Tuesday, Jan. 12, was a horrific day in Port-au-Prince, Haiti. Late that afternoon, an earthquake of magnitude 7.0 hit the city and left it in complete devastation.
The physical damage was immense and the death toll is still being determined as families wait in dread for workers to sort through the rubble.
All around the world, people’s eyes turned to the poorest country in the Western hemisphere, and the response has been incredible. Even on Tech’s own campus, students have organized a way to send the country relief.
Gaelle Belhseine, first-year IAML, is a first generation Haitian-American student here at Tech. For Belhseine, the earthquake was and is really personal as some of her family still live in Haiti. After the quake hit, she immediately “wanted to help in any way possible,” Belhsein said, and she started talking to some of her friends about ways to do so.
Reginald Liger, fourth-year EE, is also a Haitian student that still has family in Haiti. Before the earthquake, he was already a member of the Caribbean Students Association (CaribSA) and so turned to them for support and ideas.
“They wanted to do a relief effort also so they gladly spearheaded this effort with me,” Liger said.
Through mutual friends, Belhseine and Liger met to discuss ways to get a relief effort started. Together, the two have started Angels for Haiti group as a branch of the Caribbean Students Association.
They, along with a group of other interested students, made a plan for collecting monetary and itemized aid for Haiti on campus. They have put boxes in all residence hall offices, held a candle lit vigil on the Jan. 14 for the incident and are collecting money at all home basketball games as well as on Skiles Walkway from 10 a.m. to 2 p.m. everyday.
Many students and faculty attended the vigil that featured students sharing thoughts, songs and reciting poetry about the incident. President Peterson was also on hand to say a few words about the tragedy.
According to Belhseine, they have been met with an overwhelming response with over 200 volunteers a part of Angels for Haiti now.
“It’s exciting to see so many people coming out to help,” Belhseine said.
“The Georgia Tech community wanted to help Haiti, so their support came in droves,” Liger said.
The response from administration and other services has been tremendous as well.
“Thank you to all students and faculty for all your help and donations,” Belhseine said. She explained how both the Housing and Athletic departments have been extremely accommodating for the organization as well as the many off-campus and on-campus organizations that have contacted them wanting to donate.

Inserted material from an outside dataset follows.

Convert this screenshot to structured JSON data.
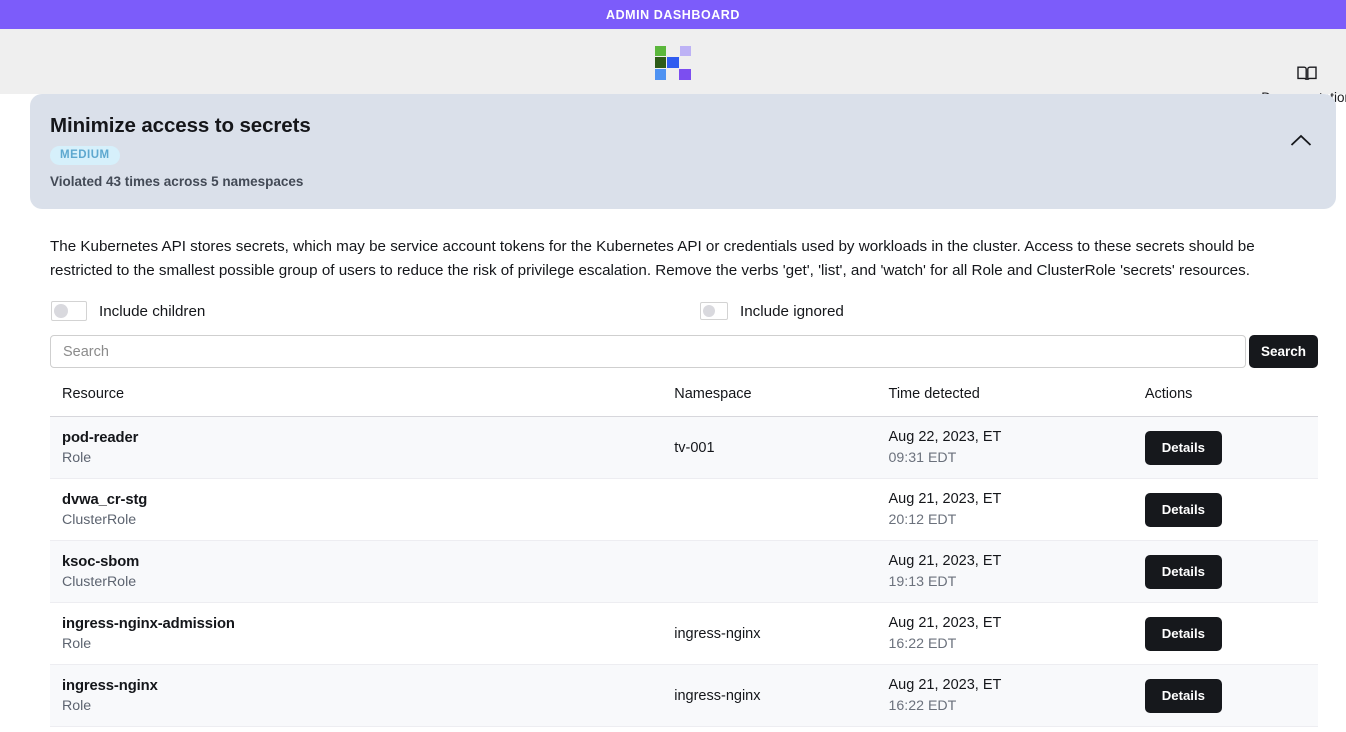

As the poorest nation in this hemisphere, Haiti was in need of help even before the earthquake. The members of Angels for Haiti are trying to make the program a permanent organization in hopes of providing continuous support.
Once the destruction is cleaned up, it is hypothesized that the country will still require large amounts of support to raise the quality of life for its citizens.
In fact, due to its poverty and under-developed infrastructure, getting the nation put back together is becoming a difficult mission.
The monetary donations they are receiving will be going to the Clinton Bush Haiti Fund to send to Haiti, while the itemized donations will go via Food for the Poor. They will be accepting the donations until Jan. 29. As a final endeavor, they are in the process of organizing a party to collect donations.
“The members of Angels for Haiti in conjunction with CaribSA [Caribbean Student Assocaition] simply felt we had to be angels. We wanted to be a part of Haiti’s answered prayer,” Liger said.